La scommessa da giocare
Dire che è una «classe pericolosa» perché accumunata da una stessa condizione è come dire che sono tutti essere umani. Più realisticamente ci troviamo di fronte a un lavoro sans phrase, senza aggettivi, che produce ricchezza attraverso la valorizzazione degli eterogenei stili di vita che caraterizzano la cooperazione sociale. Senza cadere in un facile determinismo, la proliferazione delle identità  parziali, degli stili di vita va dunque messa in relazione con il lavoro svolto e le gerarchie che lo caratterizzano. Il problema, allora, è la costruzione di quello spazio pubblico in cui le differenze entrano in una relazione produttiva di politicità .

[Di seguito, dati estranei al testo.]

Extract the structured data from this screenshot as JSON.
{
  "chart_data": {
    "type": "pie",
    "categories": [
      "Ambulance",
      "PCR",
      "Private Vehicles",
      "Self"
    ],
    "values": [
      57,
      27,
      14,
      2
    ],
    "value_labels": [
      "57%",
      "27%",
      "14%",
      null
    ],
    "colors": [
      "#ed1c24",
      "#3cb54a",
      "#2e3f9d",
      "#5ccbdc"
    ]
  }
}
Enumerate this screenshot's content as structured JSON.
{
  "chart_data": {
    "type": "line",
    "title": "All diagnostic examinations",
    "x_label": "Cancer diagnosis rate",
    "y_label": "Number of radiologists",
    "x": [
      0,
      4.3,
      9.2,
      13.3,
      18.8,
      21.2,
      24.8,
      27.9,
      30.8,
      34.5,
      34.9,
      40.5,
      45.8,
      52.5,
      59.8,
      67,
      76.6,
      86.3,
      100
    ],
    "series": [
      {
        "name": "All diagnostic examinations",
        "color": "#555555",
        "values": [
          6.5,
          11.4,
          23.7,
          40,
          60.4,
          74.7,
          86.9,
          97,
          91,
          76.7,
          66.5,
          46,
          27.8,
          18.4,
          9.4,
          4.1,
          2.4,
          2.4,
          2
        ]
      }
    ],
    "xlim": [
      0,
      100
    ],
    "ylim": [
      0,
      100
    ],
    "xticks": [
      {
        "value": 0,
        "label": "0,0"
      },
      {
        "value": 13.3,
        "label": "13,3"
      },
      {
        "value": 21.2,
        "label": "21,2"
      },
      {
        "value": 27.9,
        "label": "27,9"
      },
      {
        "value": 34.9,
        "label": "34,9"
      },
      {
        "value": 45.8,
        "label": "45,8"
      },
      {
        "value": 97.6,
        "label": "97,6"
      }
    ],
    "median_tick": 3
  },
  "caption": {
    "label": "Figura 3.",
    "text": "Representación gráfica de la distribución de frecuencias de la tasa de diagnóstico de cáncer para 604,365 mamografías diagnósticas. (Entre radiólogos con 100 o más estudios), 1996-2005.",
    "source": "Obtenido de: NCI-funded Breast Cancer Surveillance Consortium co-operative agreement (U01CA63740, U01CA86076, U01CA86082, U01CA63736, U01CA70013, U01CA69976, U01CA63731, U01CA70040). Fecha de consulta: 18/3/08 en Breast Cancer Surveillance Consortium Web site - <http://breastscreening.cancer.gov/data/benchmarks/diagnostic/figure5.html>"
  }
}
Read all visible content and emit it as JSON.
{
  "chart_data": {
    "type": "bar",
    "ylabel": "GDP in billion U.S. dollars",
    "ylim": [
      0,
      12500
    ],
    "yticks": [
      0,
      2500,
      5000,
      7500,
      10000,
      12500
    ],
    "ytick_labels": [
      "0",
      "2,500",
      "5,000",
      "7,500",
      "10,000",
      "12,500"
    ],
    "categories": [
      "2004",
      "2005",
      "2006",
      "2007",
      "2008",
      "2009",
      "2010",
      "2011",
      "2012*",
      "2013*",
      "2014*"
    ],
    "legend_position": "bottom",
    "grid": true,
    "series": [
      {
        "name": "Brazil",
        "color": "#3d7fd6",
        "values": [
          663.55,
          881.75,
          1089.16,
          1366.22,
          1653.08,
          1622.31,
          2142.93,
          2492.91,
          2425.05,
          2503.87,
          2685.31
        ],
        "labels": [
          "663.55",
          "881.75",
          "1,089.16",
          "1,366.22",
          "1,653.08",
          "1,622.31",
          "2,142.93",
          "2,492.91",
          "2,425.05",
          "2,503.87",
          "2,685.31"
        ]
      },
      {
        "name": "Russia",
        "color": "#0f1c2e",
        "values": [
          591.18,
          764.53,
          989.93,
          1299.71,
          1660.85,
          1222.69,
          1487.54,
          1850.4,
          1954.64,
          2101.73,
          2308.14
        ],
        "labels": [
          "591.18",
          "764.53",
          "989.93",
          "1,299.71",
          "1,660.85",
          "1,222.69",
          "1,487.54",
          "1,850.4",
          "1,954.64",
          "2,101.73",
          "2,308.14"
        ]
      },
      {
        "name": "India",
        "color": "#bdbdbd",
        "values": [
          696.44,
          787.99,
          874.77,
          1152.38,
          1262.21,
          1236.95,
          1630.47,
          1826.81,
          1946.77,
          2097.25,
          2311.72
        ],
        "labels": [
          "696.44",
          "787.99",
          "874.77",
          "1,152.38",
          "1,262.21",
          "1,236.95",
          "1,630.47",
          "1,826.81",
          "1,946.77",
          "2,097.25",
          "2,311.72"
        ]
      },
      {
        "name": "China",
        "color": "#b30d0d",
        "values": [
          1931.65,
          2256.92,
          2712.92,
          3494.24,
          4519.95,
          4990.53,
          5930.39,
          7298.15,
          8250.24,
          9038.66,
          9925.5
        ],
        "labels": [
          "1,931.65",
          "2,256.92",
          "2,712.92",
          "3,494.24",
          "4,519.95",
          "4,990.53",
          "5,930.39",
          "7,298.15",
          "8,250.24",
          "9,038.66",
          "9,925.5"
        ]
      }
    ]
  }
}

È questa la scommessa che Occupy chiede di giocare. Sia ben chiaro, assumerla come orizzonte teorico non ha nulla di accademico. Perché parlare di Occupy vuol dire parlare degli indignados e dei movimenti sociali che in Europa si oppongono alle politiche di austerity varate dai governi nazionali su sollecitazione dell’Unione europea. E parlare di Occupy vuol dire parlare anche della realtà  italiana, dove i conflitti sociali continuano a manifestarsi senza che abbiano la capacità  di costruire una lingua comune che contrasti quella «rivoluzione dell’alto» avviata dal capitalismo per uscire dalla sua crisi.